“Chronic illness is exactly that. An illness. No amount of self management will ever = a cure. Relapsing doesn’t mean we failed at self management. Relapsing just means that we are sick.”
My most recent post (Oh, to be “normal”) has been playing on my mind over the last couple of days so I’d like to elaborate and perhaps clear up some of the negativity around self management and more importantly, self blame.
This whole blog originated from some crazy idea of mine that maybe writing down how I feel would help me come to terms with my own situation in a neutral sense. Allow me to look at my own life from afar and thus find positives where I didn’t know they could exist.
Sometimes it can be really hard to maintain a positive attitude, you know there are good things right there in the centre of your vision but your focus is out and you can’t bring yourself to separate the foreground from the background. For me, writing things down is like putting on a new pair of glasses when you’ve been delaying that trip to the optometrist for months. And as for now, writing is my favourite form of self management of my illness.
Self management comes in all different shapes and sizes and we can’t always get it right. Sometimes, we can be doing everything perfectly. We could be maintaining a healthy diet, drinking plenty of water, resting often, basically just owning the whole “listen to your body” thing, and yet still we find ourselves relapsing.
I want to remind you that chronic illness is exactly that. An illness. No amount of self management will ever = a cure. Don’t take that the wrong way, I certainly don’t mean it’s a waste of time. More often than not self management is the strongest and most reliable way forward. But that doesn’t mean it’s foolproof. Relapsing doesn’t mean we failed at self management. Relapsing just means that we are sick.
In my last post I commented on the self blame and guilt that I feel when I let myself do something that I know might cause me to relapse. Even if it turns out okay and I face only minor consequences I still can’t help but wish I was more disciplined. It’s human nature to want to blame someone or something but it’s much more healthy to simply let go.
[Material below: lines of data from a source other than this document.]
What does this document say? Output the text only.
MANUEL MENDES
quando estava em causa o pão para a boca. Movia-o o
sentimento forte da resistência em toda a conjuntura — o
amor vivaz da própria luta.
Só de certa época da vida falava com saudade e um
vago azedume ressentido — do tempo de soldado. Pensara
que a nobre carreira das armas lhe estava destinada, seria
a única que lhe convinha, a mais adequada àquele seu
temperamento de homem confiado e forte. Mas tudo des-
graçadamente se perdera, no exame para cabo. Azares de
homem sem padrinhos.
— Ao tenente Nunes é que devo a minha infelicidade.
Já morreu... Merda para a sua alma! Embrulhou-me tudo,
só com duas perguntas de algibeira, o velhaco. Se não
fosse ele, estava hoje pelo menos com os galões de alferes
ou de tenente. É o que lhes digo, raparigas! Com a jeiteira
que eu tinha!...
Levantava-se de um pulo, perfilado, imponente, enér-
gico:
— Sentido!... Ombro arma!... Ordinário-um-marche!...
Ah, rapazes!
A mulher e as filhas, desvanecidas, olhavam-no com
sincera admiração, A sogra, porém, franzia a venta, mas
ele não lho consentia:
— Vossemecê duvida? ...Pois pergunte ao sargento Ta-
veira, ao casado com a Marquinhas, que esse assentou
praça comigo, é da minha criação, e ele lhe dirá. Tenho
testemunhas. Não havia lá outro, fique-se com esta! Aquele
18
Somewhere in my aimless Facebook scrolling today I saw a post that said something along the lines of,
“I spend my days stuck between not wanting to let my illness worsen my life and not wanting to let my life worsen my illness”
and I think that pretty much sums it up. Sometimes we must listen to our bodies and sometimes we must listen to our minds and regardless of which we choose, we must know and believe for ourselves that at that moment in that day we made the right decision.